LIVRE : A la Recherche du Temps perdu II - A l'Ombre des jeunes Filles en Fleurs de Marcel Proust - 1918

"Swann était de ces hommes qui ayant vécu longtemps dans les illusions de l'amour, ont vu le bien-être qu'ils ont donné à nombre de femmes accroître le bonheur de celles-ci sans créer de leur part aucune reconnaissance, aucune tendresse envers eux ; mais dans leur enfant ils croient sentir une affection qui, incarnée dans leur nom même, les fera durer après leur mort."

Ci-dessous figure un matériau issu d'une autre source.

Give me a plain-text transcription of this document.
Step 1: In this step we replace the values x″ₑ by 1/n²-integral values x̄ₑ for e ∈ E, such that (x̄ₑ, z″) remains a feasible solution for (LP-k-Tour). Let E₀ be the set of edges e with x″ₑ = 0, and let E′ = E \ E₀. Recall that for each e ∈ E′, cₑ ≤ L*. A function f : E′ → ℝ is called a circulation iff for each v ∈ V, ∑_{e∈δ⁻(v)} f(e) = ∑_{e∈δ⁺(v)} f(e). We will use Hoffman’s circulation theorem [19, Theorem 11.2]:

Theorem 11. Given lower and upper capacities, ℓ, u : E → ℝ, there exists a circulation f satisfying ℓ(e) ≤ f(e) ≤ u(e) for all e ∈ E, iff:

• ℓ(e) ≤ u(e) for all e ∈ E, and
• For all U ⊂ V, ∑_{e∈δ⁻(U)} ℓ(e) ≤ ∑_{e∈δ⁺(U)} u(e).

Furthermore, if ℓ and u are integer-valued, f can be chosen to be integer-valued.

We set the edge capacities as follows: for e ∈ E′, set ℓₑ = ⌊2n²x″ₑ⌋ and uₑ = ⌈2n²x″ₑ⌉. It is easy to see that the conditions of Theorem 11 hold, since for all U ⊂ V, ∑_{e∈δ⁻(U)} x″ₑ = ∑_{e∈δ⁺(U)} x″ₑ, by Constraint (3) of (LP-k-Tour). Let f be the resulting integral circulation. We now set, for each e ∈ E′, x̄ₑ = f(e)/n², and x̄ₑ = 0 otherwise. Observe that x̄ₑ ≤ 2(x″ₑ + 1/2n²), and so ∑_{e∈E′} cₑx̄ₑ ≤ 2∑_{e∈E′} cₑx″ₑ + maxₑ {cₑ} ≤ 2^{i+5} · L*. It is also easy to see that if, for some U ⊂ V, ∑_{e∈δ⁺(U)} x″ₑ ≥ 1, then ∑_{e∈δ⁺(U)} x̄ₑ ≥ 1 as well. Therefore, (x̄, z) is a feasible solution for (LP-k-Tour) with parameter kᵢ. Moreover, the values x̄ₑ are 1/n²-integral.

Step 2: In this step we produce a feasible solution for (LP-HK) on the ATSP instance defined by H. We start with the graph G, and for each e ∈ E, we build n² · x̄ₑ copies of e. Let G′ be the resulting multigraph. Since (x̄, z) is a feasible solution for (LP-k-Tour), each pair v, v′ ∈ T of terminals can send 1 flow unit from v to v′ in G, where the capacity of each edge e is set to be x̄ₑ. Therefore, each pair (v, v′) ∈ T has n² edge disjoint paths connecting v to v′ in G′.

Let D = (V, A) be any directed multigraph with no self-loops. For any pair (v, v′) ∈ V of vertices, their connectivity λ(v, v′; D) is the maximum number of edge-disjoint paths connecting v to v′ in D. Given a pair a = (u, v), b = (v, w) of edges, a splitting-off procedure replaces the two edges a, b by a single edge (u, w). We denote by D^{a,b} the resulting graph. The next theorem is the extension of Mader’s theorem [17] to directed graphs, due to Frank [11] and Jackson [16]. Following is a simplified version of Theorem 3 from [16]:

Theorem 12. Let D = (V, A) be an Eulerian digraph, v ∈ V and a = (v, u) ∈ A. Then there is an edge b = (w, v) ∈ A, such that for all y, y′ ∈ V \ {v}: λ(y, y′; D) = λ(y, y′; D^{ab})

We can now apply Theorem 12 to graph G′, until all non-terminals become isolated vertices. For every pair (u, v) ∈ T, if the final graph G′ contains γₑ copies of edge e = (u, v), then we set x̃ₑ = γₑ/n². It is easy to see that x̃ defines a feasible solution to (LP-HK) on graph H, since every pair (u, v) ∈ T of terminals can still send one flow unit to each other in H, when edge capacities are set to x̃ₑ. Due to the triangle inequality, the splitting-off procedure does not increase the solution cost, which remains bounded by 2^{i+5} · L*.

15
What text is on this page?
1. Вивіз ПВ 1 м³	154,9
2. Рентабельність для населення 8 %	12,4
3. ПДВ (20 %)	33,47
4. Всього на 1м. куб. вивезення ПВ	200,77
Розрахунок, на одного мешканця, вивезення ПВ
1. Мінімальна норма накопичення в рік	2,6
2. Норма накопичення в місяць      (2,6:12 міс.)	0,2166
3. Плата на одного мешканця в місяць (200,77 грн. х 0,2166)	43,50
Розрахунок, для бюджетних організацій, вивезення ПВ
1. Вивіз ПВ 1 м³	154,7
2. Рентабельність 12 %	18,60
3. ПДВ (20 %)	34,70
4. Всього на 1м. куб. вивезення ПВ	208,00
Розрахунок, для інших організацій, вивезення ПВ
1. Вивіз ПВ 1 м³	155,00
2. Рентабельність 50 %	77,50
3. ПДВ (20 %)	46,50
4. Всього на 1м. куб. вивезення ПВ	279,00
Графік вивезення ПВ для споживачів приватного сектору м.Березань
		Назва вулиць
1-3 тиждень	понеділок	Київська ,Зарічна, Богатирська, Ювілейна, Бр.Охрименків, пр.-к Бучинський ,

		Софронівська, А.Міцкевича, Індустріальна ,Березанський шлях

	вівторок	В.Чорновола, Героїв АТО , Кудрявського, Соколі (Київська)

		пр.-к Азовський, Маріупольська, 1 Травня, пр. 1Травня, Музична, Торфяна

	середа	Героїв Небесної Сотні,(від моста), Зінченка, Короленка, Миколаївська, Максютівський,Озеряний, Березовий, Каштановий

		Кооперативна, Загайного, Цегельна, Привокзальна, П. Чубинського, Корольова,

51S1-B3lS3LAh sacré narrateur, toujours aussi passionnément amoureux de l'amour sans jamais vraiment trouver celle qui lui ouvrira son coeur... Mais le souhaite-t-il vraiment, hein, au fond, cet homme qui vit dans l'espoir de, qui imagine que, mais qui face à la réalité des choses ne peut que se montrer immensément, indéfiniment déçu... hanté par la vision d'une Gilberte avec un autre homme, ou le regret de ne pas avoir pu embrasser une Albertine quand tous les voyants étaient au vert... Heureusement, dans son entourage, les jeunes filles en fleurs vivent en bouquet... On est en tout cas ici tout meurtri, dans la première partie, de le voir se faire un devoir de ne plus voir Gilberte, en espérant qu'un jour celle-ci réagisse, lui dise qu'il lui manque, ce qui, on le sait d'avance, n'arrivera jamais... Si on ne meurt pas aux pieds d'une femme les bras en croix pour lui dire qu'on l'aime, elle passera inexorablement très vite à autre chose. C'est une question de fierté, généralement... Notre pauvre narrateur souffrira sa mère lorsqu'il aura la vision de cette Gilberte au bras d'un autre... Heureusement, homme de sagesse, au moins a posteriori, il sait que cette image terrible, un jour, finira par n'être qu'un mirage ("Mais ces idées, comme un remède qui n'agit pas contre certaines affections, étaient sans aucune expèce de pouvoir efficace contre ces deux lignes parallèles que je revoyais de temps à autre, de Gilberte et du jeune homme s'enfonçant à petits pas dans l'avenue des Champs-Elysées. C'était un mal nouveau, qui lui aussi finirait par s'user, c'était une image qui un jour se présenterait à mon esprit entièrement décantée de tout ce qu'elle contenait de nocif, comme ces poisons mortels qu'on manie sans danger, comme un peu de dynamite à quoi on peut allumer sa cigarette sans crainte d'explosion.") En attendant cette guérison, comme pour garder malgré tout la face, il continue de voir la mère de Gilberte, la fameuse Swann, s'entretenant avec elle dans son salon ou l'accompagnant sur les Champs ; ce n'est pas la partie la plus passionnante (huit pages - en trois phrases - sur une toilette de la dame, c'est longuet) mais celle où l'on prend conscience que notre homme, restant malgré tout dans la compagnie des femmes, demeure un modèle de patience...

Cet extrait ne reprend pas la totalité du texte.